The urinary mercury levels resulting from the first day of DMPS administration in each treatment course can be regarded as a measure of the magnitude of the mobilizable body burden of mercury at that time (figs. 2 and 3). There was a progressive lowering of urinary mercury after the first day of each DMPS treatment, which indicated that the increased urinary Hg excretion was the result of DMPS administration (figs. 2 and 3).

Dental amalgams were present in three of the participants. The amalgams did not appear to influence the results of the present study, because their urinary mercury was much greater than that of the 13 control subjects on a previous study (Gonzalez-Ramirez et al., 1995) who were not exposed to mercury in the workplace but did have dental amalgams. In the previous study, their urinary mercury level before DMPS was 3 µg/l and 37 µg/l after the DMPS-Hg challenge test.

The World Health Organization has recommended a maximum individual urine mercury concentration of 50 µg/g creatinine (WHO, 1991). Those subjects who completed the three courses of DMPS had at the time of discharge 36 µg Hg/g of creatinine, were excreting 53 µg of Hg/24 h and appeared to be in excellent physical condition. They returned to work in the factory. Additional protective measures were recommended to, and adopted by, the employer to decrease further exposure to mercurous chloride. Since then, however, the factory has been closed to stop distribution of the lotion (Villanacci et al., 1996).

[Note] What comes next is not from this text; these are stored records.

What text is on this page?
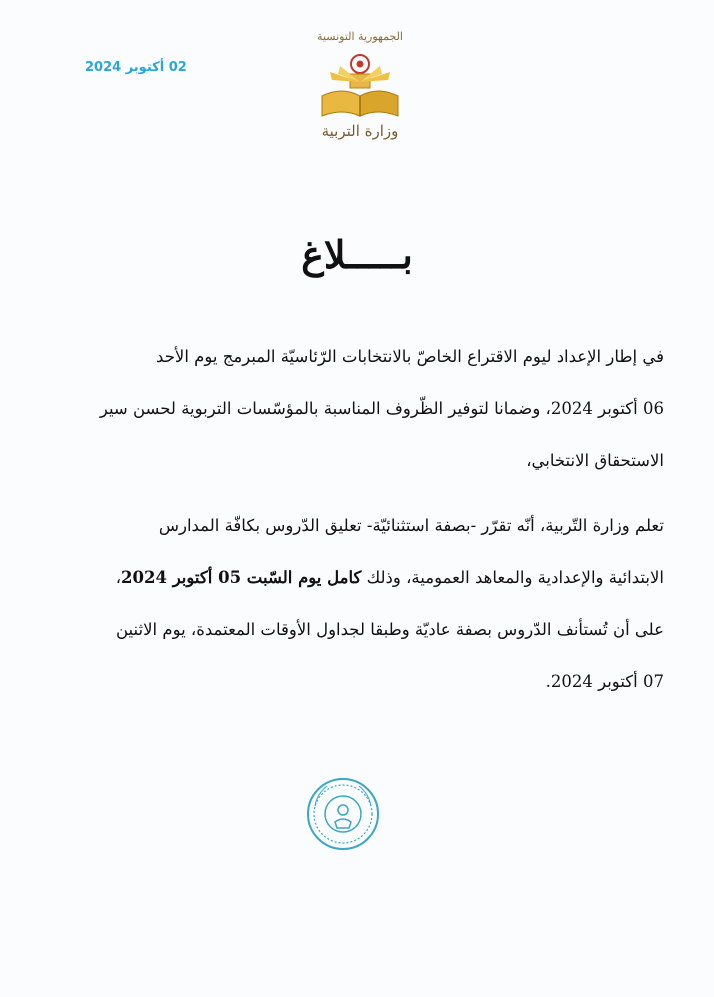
02 أكتوبر 2024
الجمهورية التونسية
وزارة التربية
بـــــلاغ
في إطار الإعداد ليوم الاقتراع الخاصّ بالانتخابات الرّئاسيّة المبرمج يوم الأحد
06 أكتوبر 2024، وضمانا لتوفير الظّروف المناسبة بالمؤسّسات التربوية لحسن سير
الاستحقاق الانتخابي،
تعلم وزارة التّربية، أنّه تقرّر -بصفة استثنائيّة- تعليق الدّروس بكافّة المدارس
الابتدائية والإعدادية والمعاهد العمومية، وذلك كامل يوم السّبت 05 أكتوبر 2024،
على أن تُستأنف الدّروس بصفة عاديّة وطبقا لجداول الأوقات المعتمدة، يوم الاثنين
07 أكتوبر 2024.
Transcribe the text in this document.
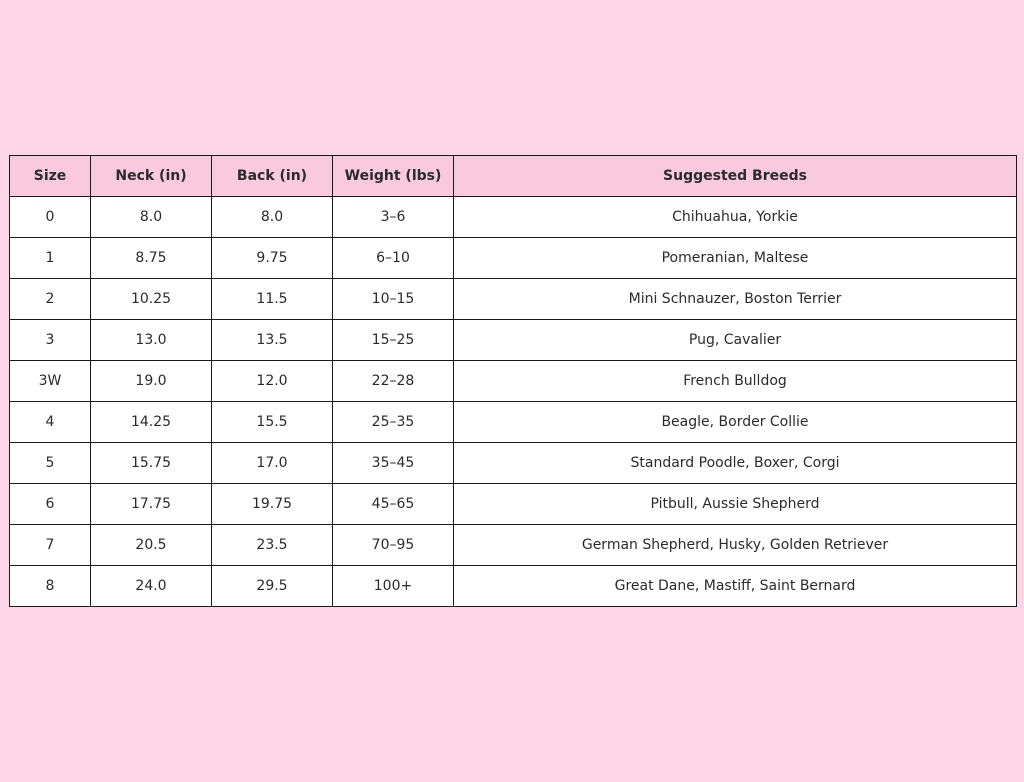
Size	Neck (in)	Back (in)	Weight (lbs)	Suggested Breeds
0	8.0	8.0	3–6	Chihuahua, Yorkie
1	8.75	9.75	6–10	Pomeranian, Maltese
2	10.25	11.5	10–15	Mini Schnauzer, Boston Terrier
3	13.0	13.5	15–25	Pug, Cavalier
3W	19.0	12.0	22–28	French Bulldog
4	14.25	15.5	25–35	Beagle, Border Collie
5	15.75	17.0	35–45	Standard Poodle, Boxer, Corgi
6	17.75	19.75	45–65	Pitbull, Aussie Shepherd
7	20.5	23.5	70–95	German Shepherd, Husky, Golden Retriever
8	24.0	29.5	100+	Great Dane, Mastiff, Saint Bernard
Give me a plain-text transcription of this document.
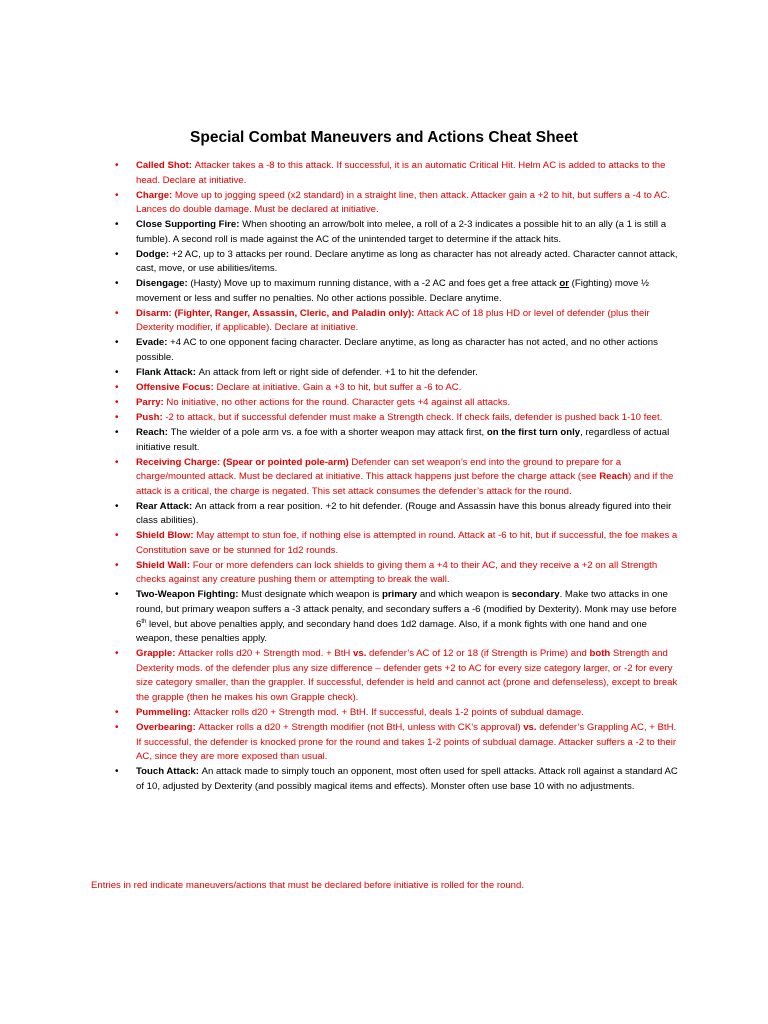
Special Combat Maneuvers and Actions Cheat Sheet
• Called Shot: Attacker takes a -8 to this attack. If successful, it is an automatic Critical Hit. Helm AC is added to attacks to the head. Declare at initiative.
• Charge: Move up to jogging speed (x2 standard) in a straight line, then attack. Attacker gain a +2 to hit, but suffers a -4 to AC. Lances do double damage. Must be declared at initiative.
• Close Supporting Fire: When shooting an arrow/bolt into melee, a roll of a 2-3 indicates a possible hit to an ally (a 1 is still a fumble). A second roll is made against the AC of the unintended target to determine if the attack hits.
• Dodge: +2 AC, up to 3 attacks per round. Declare anytime as long as character has not already acted. Character cannot attack, cast, move, or use abilities/items.
• Disengage: (Hasty) Move up to maximum running distance, with a -2 AC and foes get a free attack or (Fighting) move ½ movement or less and suffer no penalties. No other actions possible. Declare anytime.
• Disarm: (Fighter, Ranger, Assassin, Cleric, and Paladin only): Attack AC of 18 plus HD or level of defender (plus their Dexterity modifier, if applicable). Declare at initiative.
• Evade: +4 AC to one opponent facing character. Declare anytime, as long as character has not acted, and no other actions possible.
• Flank Attack: An attack from left or right side of defender. +1 to hit the defender.
• Offensive Focus: Declare at initiative. Gain a +3 to hit, but suffer a -6 to AC.
• Parry: No initiative, no other actions for the round. Character gets +4 against all attacks.
• Push: -2 to attack, but if successful defender must make a Strength check. If check fails, defender is pushed back 1-10 feet.
• Reach: The wielder of a pole arm vs. a foe with a shorter weapon may attack first, on the first turn only, regardless of actual initiative result.
• Receiving Charge: (Spear or pointed pole-arm) Defender can set weapon’s end into the ground to prepare for a charge/mounted attack. Must be declared at initiative. This attack happens just before the charge attack (see Reach) and if the attack is a critical, the charge is negated. This set attack consumes the defender’s attack for the round.
• Rear Attack: An attack from a rear position. +2 to hit defender. (Rouge and Assassin have this bonus already figured into their class abilities).
• Shield Blow: May attempt to stun foe, if nothing else is attempted in round. Attack at -6 to hit, but if successful, the foe makes a Constitution save or be stunned for 1d2 rounds.
• Shield Wall: Four or more defenders can lock shields to giving them a +4 to their AC, and they receive a +2 on all Strength checks against any creature pushing them or attempting to break the wall.
• Two-Weapon Fighting: Must designate which weapon is primary and which weapon is secondary. Make two attacks in one round, but primary weapon suffers a -3 attack penalty, and secondary suffers a -6 (modified by Dexterity). Monk may use before 6th level, but above penalties apply, and secondary hand does 1d2 damage. Also, if a monk fights with one hand and one weapon, these penalties apply.
• Grapple: Attacker rolls d20 + Strength mod. + BtH vs. defender’s AC of 12 or 18 (if Strength is Prime) and both Strength and Dexterity mods. of the defender plus any size difference – defender gets +2 to AC for every size category larger, or -2 for every size category smaller, than the grappler. If successful, defender is held and cannot act (prone and defenseless), except to break the grapple (then he makes his own Grapple check).
• Pummeling: Attacker rolls d20 + Strength mod. + BtH. If successful, deals 1-2 points of subdual damage.
• Overbearing: Attacker rolls a d20 + Strength modifier (not BtH, unless with CK’s approval) vs. defender’s Grappling AC, + BtH. If successful, the defender is knocked prone for the round and takes 1-2 points of subdual damage. Attacker suffers a -2 to their AC, since they are more exposed than usual.
• Touch Attack: An attack made to simply touch an opponent, most often used for spell attacks. Attack roll against a standard AC of 10, adjusted by Dexterity (and possibly magical items and effects). Monster often use base 10 with no adjustments.
Entries in red indicate maneuvers/actions that must be declared before initiative is rolled for the round.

A report on deleterious effects of this skin-bleaching lotion has appeared recently (Villanacci et al., 1996). The mean urinary mercury concentrations reported by Villanacci et al. (1996) in three mercury lotion users (143 and 355 µg/g creatinine and 178 µg/l were apparently higher than those found in users of the same lotion in a previous study (range 3.1 µg/l-186 µg/l; mean 63.5 µg/l; Maiorino et al., 1996) but are lower than those found in the makers of the calomel skin lotion who are the subjects of this report.

The Mexico Department of Health confiscated 35,000 bottles of this calomel lotion produced at the factory to prevent any further exposure to consumers (Lombera-Gonzalez et al., 1996). Use of this lotion has not been restricted to just a few people. Reports of toxic effects caused by its use probably will increase. A survey has been instituted by the Mexico Department of Health.

One factor that may be involved in some of the severe effects seen after exposure to inorganic mercury is a possible immunological component (Pietsch et al., 1989). This factor may have been implicated in the acrodynia observed in children exposed to mercurous mercury as a component of teething powders. Only a few of the exposed children had acrodynia, irrespective of the calomel dose (Magos, 1975; Gotelli et al., 1985; Goyer, 1996). Whether the cases reported by Villanacci et al. (1996) are due to a similar atopic response is unknown at present.

Mercury has been known since ancient times; it has been used as a medicine, as a poison and as a cosmetic. In more recent times, BAL has been used as an antidote (Klaassen, 1996). With the extensive use of DMPS, especially in Germany (Aposhian, 1983; Schiele et al., 1989; Kemper et al., 1990) and the former Soviet Union (Klimova, 1958), its use as a mercury antidote is encouraging.